Ideas about origins have consequences. This also is true about intelligent design, and it brings me back to that student at Oregon State University and the question: How does intelligent design do science?
It should be obvious that ID does not do science as evolution does. It does not rule out possible explanations a priori based on a dogmatic belief. It does not rule out even miracles and the supernatural. But that does not mean that intelligent design is a search for miracles and the supernatural. This is the concern of evolutionists such as Alberts, who naïvely fear design thinking as a looming disaster for science. Consequently, they have painted themselves into a non-scientific corner. ID is not the problem they ignorantly fear, it is the solution to their untenable naturalism.
Stoics and Epicureans
In the long history of the debate between teleology and anti-teleology, first documented in Cicero’s dialog between the Stoics and the Epicureans, intelligent design falls squarely into the teleology camp. It allows for the idea that there is a rational basis for the world — a key idea in the rise of modern science. This profoundly impacts how one does science. One need look no further than at the history of modern science for example after example of discoveries made by scientists with precisely these teleological views.
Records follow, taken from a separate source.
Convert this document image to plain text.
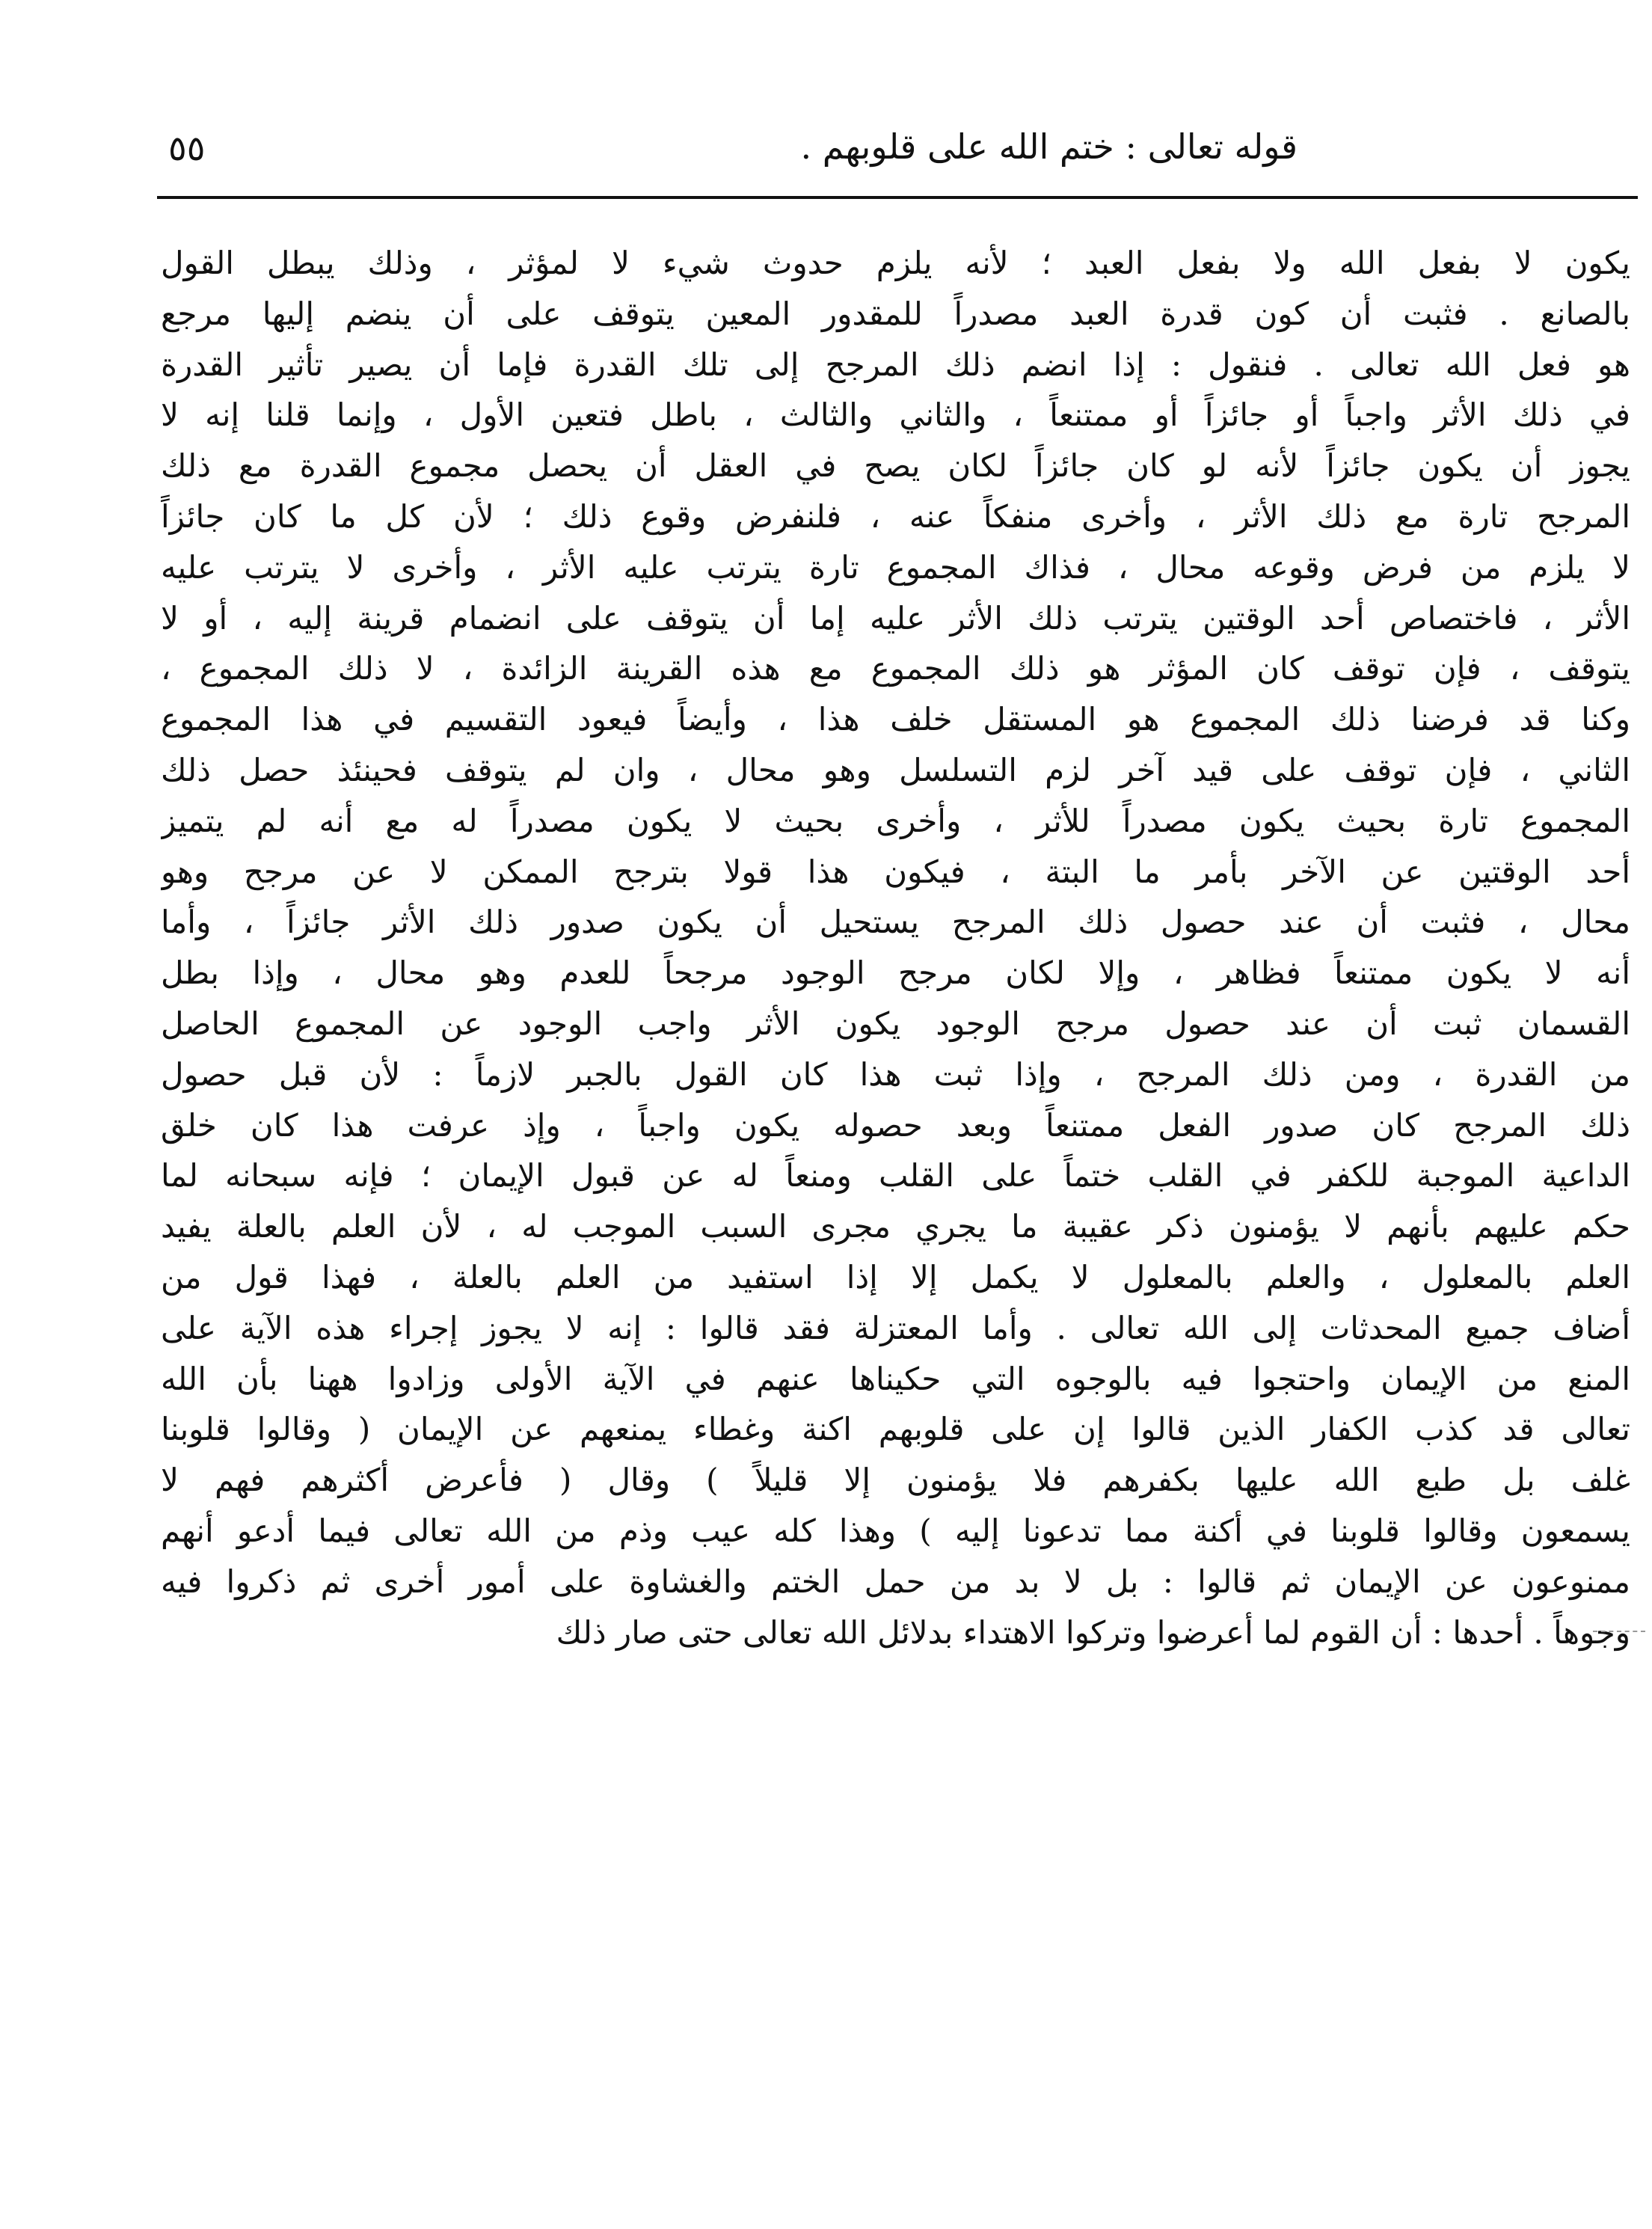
٥٥	قوله تعالى : ختم الله على قلوبهم .
يكون لا بفعل الله ولا بفعل العبد ؛ لأنه يلزم حدوث شيء لا لمؤثر ، وذلك يبطل القول
بالصانع . فثبت أن كون قدرة العبد مصدراً للمقدور المعين يتوقف على أن ينضم إليها مرجع
هو فعل الله تعالى . فنقول : إذا انضم ذلك المرجح إلى تلك القدرة فإما أن يصير تأثير القدرة
في ذلك الأثر واجباً أو جائزاً أو ممتنعاً ، والثاني والثالث ، باطل فتعين الأول ، وإنما قلنا إنه لا
يجوز أن يكون جائزاً لأنه لو كان جائزاً لكان يصح في العقل أن يحصل مجموع القدرة مع ذلك
المرجح تارة مع ذلك الأثر ، وأخرى منفكاً عنه ، فلنفرض وقوع ذلك ؛ لأن كل ما كان جائزاً
لا يلزم من فرض وقوعه محال ، فذاك المجموع تارة يترتب عليه الأثر ، وأخرى لا يترتب عليه
الأثر ، فاختصاص أحد الوقتين يترتب ذلك الأثر عليه إما أن يتوقف على انضمام قرينة إليه ، أو لا
يتوقف ، فإن توقف كان المؤثر هو ذلك المجموع مع هذه القرينة الزائدة ، لا ذلك المجموع ،
وكنا قد فرضنا ذلك المجموع هو المستقل خلف هذا ، وأيضاً فيعود التقسيم في هذا المجموع
الثاني ، فإن توقف على قيد آخر لزم التسلسل وهو محال ، وان لم يتوقف فحينئذ حصل ذلك
المجموع تارة بحيث يكون مصدراً للأثر ، وأخرى بحيث لا يكون مصدراً له مع أنه لم يتميز
أحد الوقتين عن الآخر بأمر ما البتة ، فيكون هذا قولا بترجح الممكن لا عن مرجح وهو
محال ، فثبت أن عند حصول ذلك المرجح يستحيل أن يكون صدور ذلك الأثر جائزاً ، وأما
أنه لا يكون ممتنعاً فظاهر ، وإلا لكان مرجح الوجود مرجحاً للعدم وهو محال ، وإذا بطل
القسمان ثبت أن عند حصول مرجح الوجود يكون الأثر واجب الوجود عن المجموع الحاصل
من القدرة ، ومن ذلك المرجح ، وإذا ثبت هذا كان القول بالجبر لازماً : لأن قبل حصول
ذلك المرجح كان صدور الفعل ممتنعاً وبعد حصوله يكون واجباً ، وإذ عرفت هذا كان خلق
الداعية الموجبة للكفر في القلب ختماً على القلب ومنعاً له عن قبول الإيمان ؛ فإنه سبحانه لما
حكم عليهم بأنهم لا يؤمنون ذكر عقيبة ما يجري مجرى السبب الموجب له ، لأن العلم بالعلة يفيد
العلم بالمعلول ، والعلم بالمعلول لا يكمل إلا إذا استفيد من العلم بالعلة ، فهذا قول من
أضاف جميع المحدثات إلى الله تعالى . وأما المعتزلة فقد قالوا : إنه لا يجوز إجراء هذه الآية على
المنع من الإيمان واحتجوا فيه بالوجوه التي حكيناها عنهم في الآية الأولى وزادوا ههنا بأن الله
تعالى قد كذب الكفار الذين قالوا إن على قلوبهم اكنة وغطاء يمنعهم عن الإيمان ( وقالوا قلوبنا
غلف بل طبع الله عليها بكفرهم فلا يؤمنون إلا قليلاً ) وقال ( فأعرض أكثرهم فهم لا
يسمعون وقالوا قلوبنا في أكنة مما تدعونا إليه ) وهذا كله عيب وذم من الله تعالى فيما أدعو أنهم
ممنوعون عن الإيمان ثم قالوا : بل لا بد من حمل الختم والغشاوة على أمور أخرى ثم ذكروا فيه
وجوهاً . أحدها : أن القوم لما أعرضوا وتركوا الاهتداء بدلائل الله تعالى حتى صار ذلك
Were they inserting miracles willy-nilly into their scientific accounts? Of course not. Design thinking is a more fundamental, profound influence.
Intelligent design operates at the deeper levels of hypothesis generation, design of experiments, and so forth. As Kepler put it, in investigating the natural world, we can think God’s thoughts after Him.
Those who demand a step-by-step recipe of ID’s “scientific method” will be disappointed. For they are requiring of intelligent design something that has eluded philosophers for centuries.
The teleological approach has undoubtedly been the most successful knowledge-generation paradigm in history. One must search hard and long for important discoveries born of the anti-teleological assumption that the world arose by blind chance. While evolutionary science has produced a long sequence of false predictions and just-so stories, design thinking has revolutionized our knowledge in ways unimaginable to those who came before.